A Mons, certains candidats n’avaient pas hésité à placarder leurs affiches sur les panneaux routiers. Des agents de la Région ont dû être mobilisés pour les enlever. Des remorques judicieusement abandonnées sur la voie publique ont été confisquées.  » Mais tous les candidats mis en cause ont payé la facture, poursuit Freddy Ruggiero, et il y en avait de toutes les formations, sauf Ecolo.  » Aux législatives de 2007, la situation a été beaucoup plus calme, poursuit-il.  » Les partis se sont rendu compte que c’était l’escalade, et qu’on risquait de dépasser les bornes. « 

Mais il n’y a pas que les voiries régionales. Ici et là, des concertations ont lieu pour tenter de se mettre d’accord sur une même façon de coller.

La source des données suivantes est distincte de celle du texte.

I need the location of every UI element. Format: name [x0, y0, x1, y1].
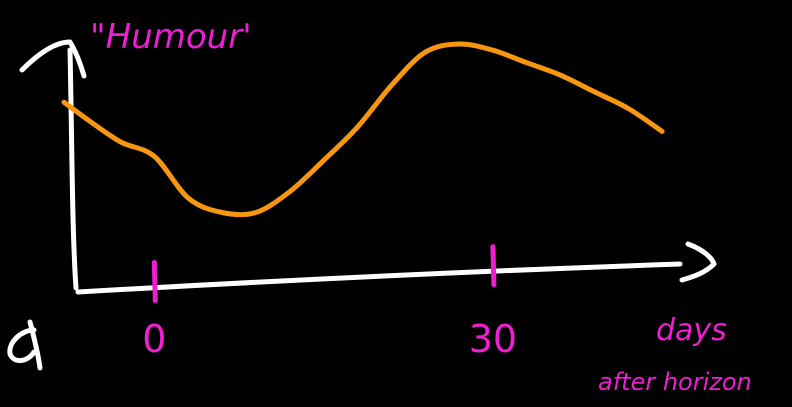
left-edge-glyph — [7, 319, 43, 371]
x-axis-arrowhead — [679, 241, 717, 283]
x-tick-label-0: 0 — [142, 317, 166, 361]
x-tick-mark-0 — [151, 260, 158, 303]
x-ticks: 0 30 — [142, 244, 517, 361]
x-tick-label-1: 30 — [469, 317, 517, 361]
x-axis-label-line2: after horizon — [598, 368, 752, 396]
x-axis-line — [75, 261, 683, 295]
y-axis-label: "Humour' — [90, 17, 252, 57]
x-tick-mark-1 — [490, 244, 497, 288]
x-axis-label: days — [656, 313, 727, 348]
y-axis-arrowhead — [19, 39, 87, 79]
series-line-0 — [61, 41, 665, 218]
y-axis-line — [67, 47, 79, 291]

A Liège par exemple, Bernard Wesphael, tête de liste Ecolo aux régionales, a applaudi l’initiative de Marie-Dominique Simonet, qui conduira les candidats CDH. La ministre a proposé au socialiste Willy Demeyer, président de la conférence des bourgmestres, que ce soient les employés communaux qui se chargent de coller toutes les affiches (fournies par les partis) sur les panneaux mis à disposition par les 24 communes de l’arrondissement. En France, pour l’élection présidentielle, ce sont des agences de pub qui le font.

A Bruxelles, le ministre-président Charles Picqué a invité les bourgmestres des 19 communes à se mettre d’accord pour limiter l’affichage strictement aux panneaux communaux.